Cooperatives can improve India’s dairy industry, NDDB chair says

By Jim Cornall contact

- Last updated on GMT

Shri Dilip Rath, from the NDDB, spoke on challenges and opportunities for India's dairy industry. Pic: ©iStock/RakeshPicholiya
Shri Dilip Rath, from the NDDB, spoke on challenges and opportunities for India's dairy industry. Pic: ©iStock/RakeshPicholiya

Related tags: Dairy industry, Milk, Dairy

Shri Dilip Rath, chairman of India’s National Dairy Development Board (NDDB), said dairying in India is more about livelihoods for millions of smallholders than simply a business.

He made the comment when addressing delegates at the national seminar on “Dynamism in Dairy Industry and Consumer Demands,” organized by the SMC College of Dairy Science, Anand Agricultural University in Anand on February 4.

Shri Rath said milk is India’s single largest agricultural commodity in value terms and is more than the combined value of paddy and wheat put together.

Milk-producing households are predominantly small farmers with less than 2ha of land and one or two animals.

Indian dairy industry growing

He confirmed market research reports, which state the value of the Indian market for milk and milk products, is expected to grow at 15% annually. Of this, the contribution of milk products like cheese, paneer, fermented milk products, butter and ghee would be significant.

Such value-added products represent an opportunity and challenge to the dairy industry, he said.

“Our efforts are aimed at meeting this growing demand for milk mainly from domestic production to continue to maintain our self-sufficiency, and food and nutritional security,”​ Shri Rath said.

Shri Rath said that NDDB’s wholly-owned subsidiary has helped promote five large producer companies in five states. In the five years to March 2016, these five companies have enrolled about 326,000 milk producers, of whom about 62% are smallholders and 40% are women. These five companies collectively procured about 1.93m kg of milk per day during 2015-16.

Renewable energy

He added that because energy use is the biggest source of emission, NDDB has been encouraging dairies in the dairy cooperative network to adopt renewable energy. These initiatives include use of concentrated solar thermal for preheating of water and solar-powered milk-collection systems.

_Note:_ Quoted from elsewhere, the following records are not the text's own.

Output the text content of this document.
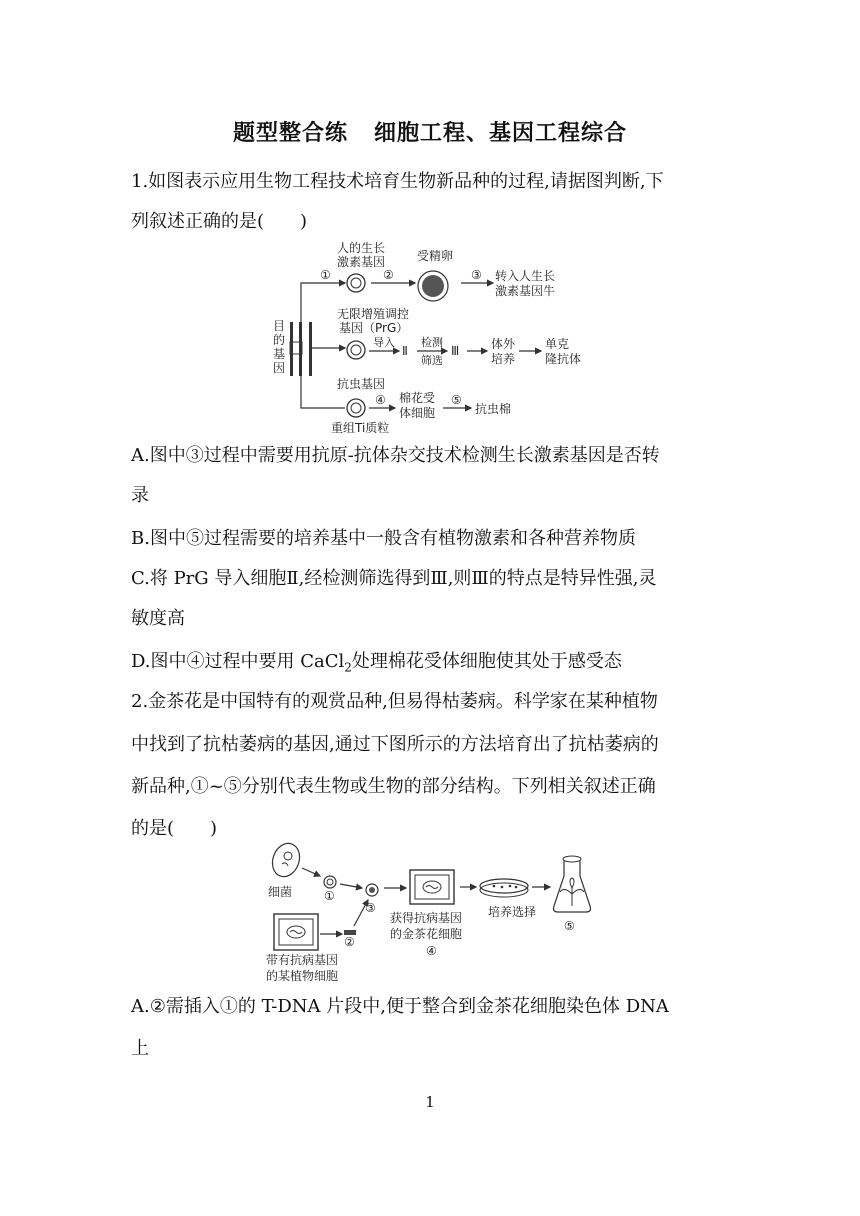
题型整合练 细胞工程、基因工程综合
1.如图表示应用生物工程技术培育生物新品种的过程,请据图判断,下
列叙述正确的是(　　)
目
的
基
因
①
人的生长
激素基因
②
受精卵
③ 转入人生长
激素基因牛
无限增殖调控
基因（PrG）
导入
Ⅱ
检测
筛选
Ⅲ	体外
培养
单克
隆抗体
抗虫基因
重组Ti质粒
④ 棉花受
体细胞
⑤
抗虫棉
A.图中③过程中需要用抗原-抗体杂交技术检测生长激素基因是否转
录
B.图中⑤过程需要的培养基中一般含有植物激素和各种营养物质
C.将 PrG 导入细胞Ⅱ,经检测筛选得到Ⅲ,则Ⅲ的特点是特异性强,灵
敏度高
D.图中④过程中要用 CaCl$_2$处理棉花受体细胞使其处于感受态
2.金茶花是中国特有的观赏品种,但易得枯萎病。科学家在某种植物
中找到了抗枯萎病的基因,通过下图所示的方法培育出了抗枯萎病的
新品种,①~⑤分别代表生物或生物的部分结构。下列相关叙述正确
的是(　　)
细菌	①
③
带有抗病基因
的某植物细胞
②
获得抗病基因
的金茶花细胞
④
培养选择
⑤
A.②需插入①的 T-DNA 片段中,便于整合到金茶花细胞染色体 DNA
上
1
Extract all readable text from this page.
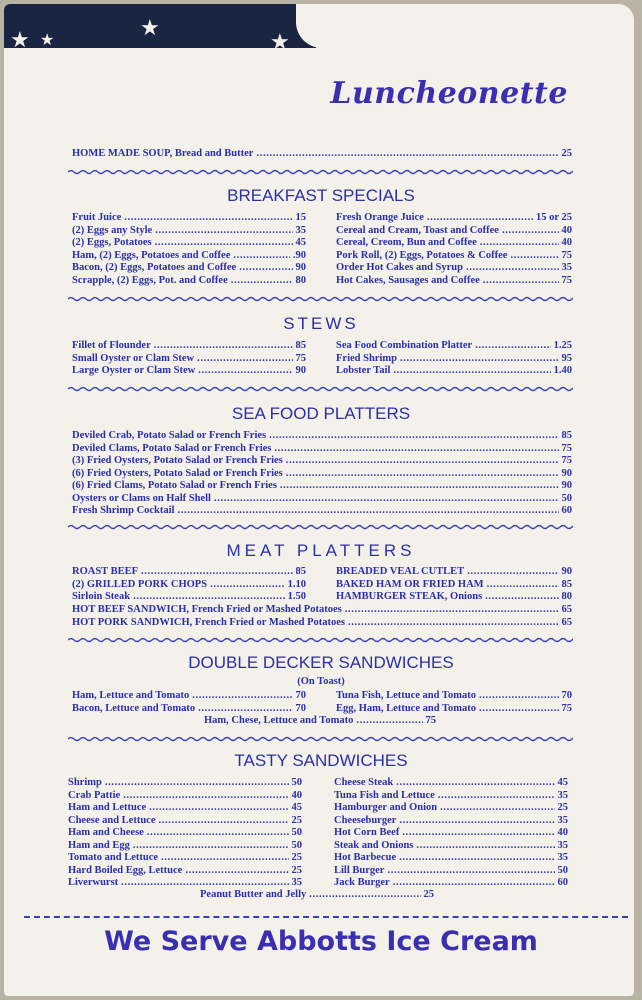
★ ★	★
★
Luncheonette
HOME MADE SOUP, Bread and Butter . . .	25
BREAKFAST SPECIALS
Fruit Juice . . .	15
(2) Eggs any Style . . .	35
(2) Eggs, Potatoes . . .	45
Ham, (2) Eggs, Potatoes and Coffee . . .	.90
Bacon, (2) Eggs, Potatoes and Coffee . . .	90
Scrapple, (2) Eggs, Pot. and Coffee . . .	80
Fresh Orange Juice . . .	15 or 25
Cereal and Cream, Toast and Coffee . . .	40
Cereal, Creom, Bun and Coffee . . .	40
Pork Roll, (2) Eggs, Potatoes & Coffee . . .	75
Order Hot Cakes and Syrup . . .	35
Hot Cakes, Sausages and Coffee . . .	75
STEWS
Fillet of Flounder . . .	85
Small Oyster or Clam Stew . . .	75
Large Oyster or Clam Stew . . .	90
Sea Food Combination Platter . . .	1.25
Fried Shrimp . . .	95
Lobster Tail . . .	1.40
SEA FOOD PLATTERS
Deviled Crab, Potato Salad or French Fries . . .	85
Deviled Clams, Potato Salad or French Fries . . .	75
(3) Fried Oysters, Potato Salad or French Fries . . .	75
(6) Fried Oysters, Potato Salad or French Fries . . .	90
(6) Fried Clams, Potato Salad or French Fries . . .	90
Oysters or Clams on Half Shell . . .	50
Fresh Shrimp Cocktail . . .	60
MEAT PLATTERS
ROAST BEEF . . .	85
(2) GRILLED PORK CHOPS . . .	1.10
Sirloin Steak . . .	1.50
BREADED VEAL CUTLET . . .	90
BAKED HAM OR FRIED HAM . . .	85
HAMBURGER STEAK, Onions . . .	80
HOT BEEF SANDWICH, French Fried or Mashed Potatoes . . .	65
HOT PORK SANDWICH, French Fried or Mashed Potatoes . . .	65
DOUBLE DECKER SANDWICHES
(On Toast)
Ham, Lettuce and Tomato . . .	70
Bacon, Lettuce and Tomato . . .	70
Tuna Fish, Lettuce and Tomato . . .	70
Egg, Ham, Lettuce and Tomato . . .	75
Ham, Chese, Lettuce and Tomato . . .	75
TASTY SANDWICHES
Shrimp . . .	50
Crab Pattie . . .	40
Ham and Lettuce . . .	45
Cheese and Lettuce . . .	25
Ham and Cheese . . .	50
Ham and Egg . . .	50
Tomato and Lettuce . . .	25
Hard Boiled Egg, Lettuce . . .	25
Liverwurst . . .	35
Cheese Steak . . .	45
Tuna Fish and Lettuce . . .	35
Hamburger and Onion . . .	25
Cheeseburger . . .	35
Hot Corn Beef . . .	40
Steak and Onions . . .	35
Hot Barbecue . . .	35
Lill Burger . . .	50
Jack Burger . . .	60
Peanut Butter and Jelly . . .	25
We Serve Abbotts Ice Cream
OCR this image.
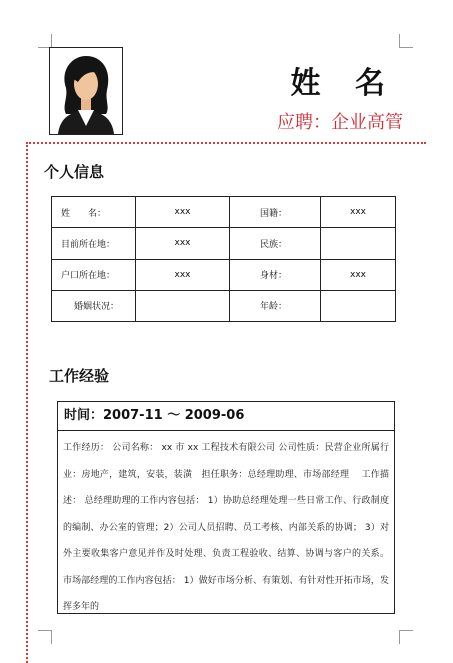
姓 名
应聘：企业高管
个人信息
姓　　名：	xxx	国籍：	xxx
目前所在地：	xxx	民族：	
户口所在地：	xxx	身材：	xxx
婚姻状况：		年龄：	
工作经验
时间：2007-11 ～ 2009-06
工作经历： 公司名称： xx 市 xx 工程技术有限公司 公司性质：民营企业所属行业：房地产，建筑，安装，装潢　担任职务：总经理助理、市场部经理　 工作描述： 总经理助理的工作内容包括： 1）协助总经理处理一些日常工作、行政制度的编制、办公室的管理；2）公司人员招聘、员工考核、内部关系的协调； 3）对外主要收集客户意见并作及时处理、负责工程验收、结算、协调与客户的关系。 市场部经理的工作内容包括： 1）做好市场分析、有策划、有针对性开拓市场，发挥多年的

Shri Rath said food safety and quality are not only a statutory obligation but also a business imperative for all food business enterprises.

He emphasized that, given the likely growth in the organized dairy sector, there are opportunities in several areas.

The first is the modernization and expansion of milk processing capacity; another is installing equipment for milk cooling at the farm level; while a third is developing rapid methods for accurate testing of milk to estimate milk solids content as well as detection of adulteration.

Product potential

The recent announcement in this year’s budget of a $1.2bn Dairy Processing and Infrastructure Development Fund​ over three years will give further impetus and expand the processing infrastructure, Shri Rath said.

Shri Rath also noted that, as nutritional deficiency disorders can be prevented or reversed with the fortification of foods with Vitamin A & D, there is an opportunity to address health conditions that affect the lives of millions.

Similarly, he concluded, development of longer shelf-life dairy products, specialized dairy based nutraceuticals and wellness products, probiotics catering to different classes of consumers and niche markets need to be addressed by the dairy industry, particularly by cooperatives.